The birthday problem poses the following problem:
Calculate the probability that at least two people share a birthday out of $k$ people, assuming $365$ days in a year.
My attempt was to fix two people's birthdays to match. There are $k(k – 1)$ ways to do this. For the remaining $k – 2$ people, any birthday is fine, so there are $k(k – 1)365^{k – 2}$ ways to do dole out the birthdays where there is a match. I divided that by $365^k$, all the ways the birthdays can be distributed, and figured that would be the probability.
However, I am wrong. The answer is $1 – \frac{365(364)\cdots(365 – k + 1)}{365^k}$ from counting the complement. Where am I going wrong? Thanks.
Best Answer
There are several problems in your approach:
The first problem is that your consider ordered pair instead of unordered. Really the cases $(1, 2)$ and $(2, 1)$ are the same and should be replaced by $\{\,1, 2\,\}$. The number of unordered pairs is $\frac{k(k - 1)}{2}$.

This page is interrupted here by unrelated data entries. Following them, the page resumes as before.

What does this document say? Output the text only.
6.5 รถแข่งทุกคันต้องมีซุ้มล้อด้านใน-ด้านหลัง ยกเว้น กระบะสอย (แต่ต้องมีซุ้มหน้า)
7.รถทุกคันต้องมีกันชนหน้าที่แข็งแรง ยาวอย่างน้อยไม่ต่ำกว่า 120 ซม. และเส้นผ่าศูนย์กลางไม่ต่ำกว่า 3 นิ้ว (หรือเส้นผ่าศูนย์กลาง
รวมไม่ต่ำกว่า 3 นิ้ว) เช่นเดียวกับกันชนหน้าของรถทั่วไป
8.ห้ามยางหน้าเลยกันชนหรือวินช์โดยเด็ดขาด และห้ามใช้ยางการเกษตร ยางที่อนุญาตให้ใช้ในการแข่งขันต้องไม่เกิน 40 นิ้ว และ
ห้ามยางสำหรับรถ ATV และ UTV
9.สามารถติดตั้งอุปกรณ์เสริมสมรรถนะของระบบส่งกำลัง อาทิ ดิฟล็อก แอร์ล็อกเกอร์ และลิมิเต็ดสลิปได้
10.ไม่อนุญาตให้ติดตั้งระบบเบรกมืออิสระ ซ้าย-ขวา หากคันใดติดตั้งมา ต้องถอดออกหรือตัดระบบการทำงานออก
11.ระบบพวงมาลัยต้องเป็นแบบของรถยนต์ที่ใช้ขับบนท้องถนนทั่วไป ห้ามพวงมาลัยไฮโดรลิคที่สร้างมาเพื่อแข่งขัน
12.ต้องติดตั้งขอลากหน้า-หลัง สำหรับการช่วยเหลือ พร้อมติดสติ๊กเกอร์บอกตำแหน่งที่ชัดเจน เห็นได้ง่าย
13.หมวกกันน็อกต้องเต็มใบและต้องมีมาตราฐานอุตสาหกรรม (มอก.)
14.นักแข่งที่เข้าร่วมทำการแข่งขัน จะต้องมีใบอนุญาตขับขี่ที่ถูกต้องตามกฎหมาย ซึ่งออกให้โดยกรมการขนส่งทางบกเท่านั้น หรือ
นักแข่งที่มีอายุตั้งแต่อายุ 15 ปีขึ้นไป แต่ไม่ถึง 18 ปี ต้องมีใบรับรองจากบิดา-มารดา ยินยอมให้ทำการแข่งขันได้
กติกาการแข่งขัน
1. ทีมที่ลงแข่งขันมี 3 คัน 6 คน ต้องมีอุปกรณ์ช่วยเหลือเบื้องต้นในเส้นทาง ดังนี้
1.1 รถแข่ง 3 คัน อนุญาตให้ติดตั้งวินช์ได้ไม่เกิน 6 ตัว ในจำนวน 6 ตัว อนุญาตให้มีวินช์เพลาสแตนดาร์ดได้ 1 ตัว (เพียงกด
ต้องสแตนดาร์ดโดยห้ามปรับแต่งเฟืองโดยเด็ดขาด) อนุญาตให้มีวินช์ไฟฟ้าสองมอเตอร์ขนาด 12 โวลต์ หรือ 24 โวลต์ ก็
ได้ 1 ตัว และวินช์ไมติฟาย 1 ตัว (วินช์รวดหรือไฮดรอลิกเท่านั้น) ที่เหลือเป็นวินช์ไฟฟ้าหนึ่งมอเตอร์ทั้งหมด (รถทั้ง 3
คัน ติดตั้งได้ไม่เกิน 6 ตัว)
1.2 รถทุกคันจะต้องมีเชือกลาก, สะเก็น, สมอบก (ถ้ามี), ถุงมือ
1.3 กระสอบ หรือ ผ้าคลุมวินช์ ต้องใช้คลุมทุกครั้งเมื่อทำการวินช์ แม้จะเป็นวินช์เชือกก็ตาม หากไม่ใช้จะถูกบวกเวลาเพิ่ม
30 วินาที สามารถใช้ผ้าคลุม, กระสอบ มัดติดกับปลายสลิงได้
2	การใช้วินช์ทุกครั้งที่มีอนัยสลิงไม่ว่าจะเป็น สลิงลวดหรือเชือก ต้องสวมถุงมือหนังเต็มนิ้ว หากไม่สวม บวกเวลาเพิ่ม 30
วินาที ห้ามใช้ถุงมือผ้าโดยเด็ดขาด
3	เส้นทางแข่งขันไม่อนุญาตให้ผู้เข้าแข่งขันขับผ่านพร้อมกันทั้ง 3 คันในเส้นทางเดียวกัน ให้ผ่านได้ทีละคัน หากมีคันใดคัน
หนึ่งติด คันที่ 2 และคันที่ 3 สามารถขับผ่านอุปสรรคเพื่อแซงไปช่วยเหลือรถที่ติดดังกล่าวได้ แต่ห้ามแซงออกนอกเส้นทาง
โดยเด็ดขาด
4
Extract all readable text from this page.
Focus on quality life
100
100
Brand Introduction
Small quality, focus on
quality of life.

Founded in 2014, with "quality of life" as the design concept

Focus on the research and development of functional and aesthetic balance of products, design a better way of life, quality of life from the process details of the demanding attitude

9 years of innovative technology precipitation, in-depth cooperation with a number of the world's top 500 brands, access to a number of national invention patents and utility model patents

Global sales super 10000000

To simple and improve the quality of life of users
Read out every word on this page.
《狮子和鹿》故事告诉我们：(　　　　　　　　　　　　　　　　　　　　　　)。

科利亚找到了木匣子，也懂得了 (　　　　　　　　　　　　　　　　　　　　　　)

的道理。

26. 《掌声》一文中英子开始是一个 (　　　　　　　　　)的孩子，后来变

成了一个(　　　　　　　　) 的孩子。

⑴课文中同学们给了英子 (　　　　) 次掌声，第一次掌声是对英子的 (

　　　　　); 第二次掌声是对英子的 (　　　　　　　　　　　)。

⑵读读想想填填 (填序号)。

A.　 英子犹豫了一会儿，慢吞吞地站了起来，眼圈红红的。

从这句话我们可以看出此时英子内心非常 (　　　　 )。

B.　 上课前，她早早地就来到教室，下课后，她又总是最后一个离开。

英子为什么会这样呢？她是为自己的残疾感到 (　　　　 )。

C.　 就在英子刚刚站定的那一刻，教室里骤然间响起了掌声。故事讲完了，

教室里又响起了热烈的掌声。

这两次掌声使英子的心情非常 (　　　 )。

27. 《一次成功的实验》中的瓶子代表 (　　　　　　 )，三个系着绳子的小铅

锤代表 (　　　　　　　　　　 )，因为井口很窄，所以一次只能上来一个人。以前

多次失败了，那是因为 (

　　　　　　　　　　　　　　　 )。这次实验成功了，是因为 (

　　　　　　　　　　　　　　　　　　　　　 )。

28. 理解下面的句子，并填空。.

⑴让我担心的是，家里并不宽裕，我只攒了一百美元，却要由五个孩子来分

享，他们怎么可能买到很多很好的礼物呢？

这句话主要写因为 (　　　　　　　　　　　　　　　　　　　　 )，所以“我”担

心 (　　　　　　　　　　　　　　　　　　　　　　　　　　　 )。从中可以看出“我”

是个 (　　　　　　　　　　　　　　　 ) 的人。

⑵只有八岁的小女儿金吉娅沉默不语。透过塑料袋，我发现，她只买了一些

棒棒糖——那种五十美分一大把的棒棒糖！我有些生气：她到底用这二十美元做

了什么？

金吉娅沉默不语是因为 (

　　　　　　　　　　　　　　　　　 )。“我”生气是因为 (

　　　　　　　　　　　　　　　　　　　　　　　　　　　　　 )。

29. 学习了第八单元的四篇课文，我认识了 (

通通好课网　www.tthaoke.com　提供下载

The second problem is that you allow other people to have the same birthday as the selected pair. Therefore you count the same combination several times. For example, if there are $k = 5$ people with the same birthday, you will count this option $\frac{k(k - 1)}{2} = 10$ times. However just removing for all others this one day is not enough, because there are cases when two pairs share birthday (unique for each pair). And the problem is still the same: you count the same combination several times. Therefore you should make all other birthdays to be pairwise distinct, and probability is $\frac{k(k - 1)}{2} \cdot \frac{365 \cdot 364 \cdots (365 - (k - 2))}{365^k}$.
The third problem follows from the second one, but it is the most significant. You should consider also cases when $3, 4, \ldots, k$ people have the same birthday. This is not a big deal: if exactly $\ell$ people share birthday and all others have pairwise distinct birthdays the probability is $\binom{k}{\ell} \cdot \frac{365 \cdot 364 \cdots \cdot (365 - (k - \ell))}{365^k}$. However there are more complicated cases, when there are two pairs sharing birthday (unique for each pair), when there are such pair and triple, when there are ten such pairs, six triples and three quadruples and so on. The number of cases you should consider is exponential of $k$ and there is no simple way to consider them all.